15. The ld. DR submitted that as per the registered Sale Deed, the cost of acquisition is only Rs.36,05,000 which has been correctly considered by the AO. The ld. DR also submitted that the amount paid by the assessee to the assignment holders through an unregistered document is done to avoid payment of stamp duty and there is no acquisition of any title by the assessee through unregistered deed. It is submitted by the ld. DR that the amount paid through Assignment Agreement cannot be considered as cost of acquisition. The ld. DR therefore supported the cost of acquisition considered by the lower authorities.
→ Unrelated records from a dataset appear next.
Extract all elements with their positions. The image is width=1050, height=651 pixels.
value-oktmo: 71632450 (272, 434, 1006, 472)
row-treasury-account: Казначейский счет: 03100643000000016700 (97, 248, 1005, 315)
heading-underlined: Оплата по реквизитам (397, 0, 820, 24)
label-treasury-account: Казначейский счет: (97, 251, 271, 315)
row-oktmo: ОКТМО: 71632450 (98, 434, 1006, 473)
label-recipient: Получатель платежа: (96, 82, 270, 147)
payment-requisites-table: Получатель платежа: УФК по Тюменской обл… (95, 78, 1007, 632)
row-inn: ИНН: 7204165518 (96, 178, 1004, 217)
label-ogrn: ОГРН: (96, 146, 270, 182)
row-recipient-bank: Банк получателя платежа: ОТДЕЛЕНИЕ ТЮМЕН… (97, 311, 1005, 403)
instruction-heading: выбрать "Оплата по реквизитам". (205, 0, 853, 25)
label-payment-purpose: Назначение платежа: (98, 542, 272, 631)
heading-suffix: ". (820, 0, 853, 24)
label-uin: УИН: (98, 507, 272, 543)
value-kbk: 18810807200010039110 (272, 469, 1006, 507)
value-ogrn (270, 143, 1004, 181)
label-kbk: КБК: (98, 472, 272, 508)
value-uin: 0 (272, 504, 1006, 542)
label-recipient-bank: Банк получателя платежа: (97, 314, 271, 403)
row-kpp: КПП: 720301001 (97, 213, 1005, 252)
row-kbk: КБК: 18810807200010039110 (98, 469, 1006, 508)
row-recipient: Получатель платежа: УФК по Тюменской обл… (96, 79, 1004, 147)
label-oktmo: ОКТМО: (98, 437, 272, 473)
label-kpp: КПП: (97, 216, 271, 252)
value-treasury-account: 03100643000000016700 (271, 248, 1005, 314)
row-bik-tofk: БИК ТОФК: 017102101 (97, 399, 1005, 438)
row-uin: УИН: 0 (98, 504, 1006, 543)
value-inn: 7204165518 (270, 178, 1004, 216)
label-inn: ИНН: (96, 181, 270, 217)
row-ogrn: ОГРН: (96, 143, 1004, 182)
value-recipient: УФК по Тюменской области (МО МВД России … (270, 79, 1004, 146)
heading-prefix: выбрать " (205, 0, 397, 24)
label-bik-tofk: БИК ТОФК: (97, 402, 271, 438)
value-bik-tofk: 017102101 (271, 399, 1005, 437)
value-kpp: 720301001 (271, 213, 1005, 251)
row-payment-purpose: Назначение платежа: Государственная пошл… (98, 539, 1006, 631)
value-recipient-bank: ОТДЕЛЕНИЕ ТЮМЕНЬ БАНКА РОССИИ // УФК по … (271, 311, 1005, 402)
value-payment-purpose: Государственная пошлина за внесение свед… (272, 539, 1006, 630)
16. We have heard the rival submissions and perused the material on record. From the perusal of the breakup of the cost acquisition extracted in the earlier part of this order and the assignment agreement it is noticed that the assessee has considered a sum of Rs.49,44,000 paid to the assignment holders as per the assignment agreement dated 01.10.2007 as cost of acquisition. It is also noticed that the assessee has paid Rs.5,98,160 towards covered car park charges, corpus deposit, etc. and also a sum of Rs. 1,54,500 as assignment fee to L&T. From these facts, it is clear that the actual outflow in the hands of the assessee towards acquisition of the property includes the said amounts and is an undisputed fact as admitted by the AO in his order that the assessee has paid the above-mentioned amount through proper banking channels as mentioned in the Assignment Agreement. Therefore we see merit in the argument that merely for the reason that the assignment agreement is not registered, the actual outflow from the hands of the assessee towards acquisition of the property cannot be ignored for computing the capital gains. It is further noticed that the assessee has claimed several items towards cost of improvement for which bills and invoices were submitted before the AO. However, the breakup of the amount considered by the AO as of acquisition i.e.Rs.40,94,980 is not available on record and the reference given in the assessment order as para 5 & 6 also does not provide any clarity on how this amount is arrived at. In view of this discussion we remit the issue back to the AO for arriving at the cost of acquisition with proper breakup. The AO while doing so is directed to consider the actual amount paid by the assessee as per the Assignment Agreement including amounts paid to L&T and stamp duty based on evidences / supporting documents submitted in this regard. The AO is also directed to verify the bills and documents with regard to cost incurred towards brokerage of Rs.1,55,000, interiors, painting etc., and consider these amounts for the purpose of arriving at the capital gains in accordance with law. Needless to say that the assessee may be given an opportunity of being heard.

17. In the result, the appeal is allowed for statistical purposes.

Pronounced in the open court on this 28th day of October, 2022.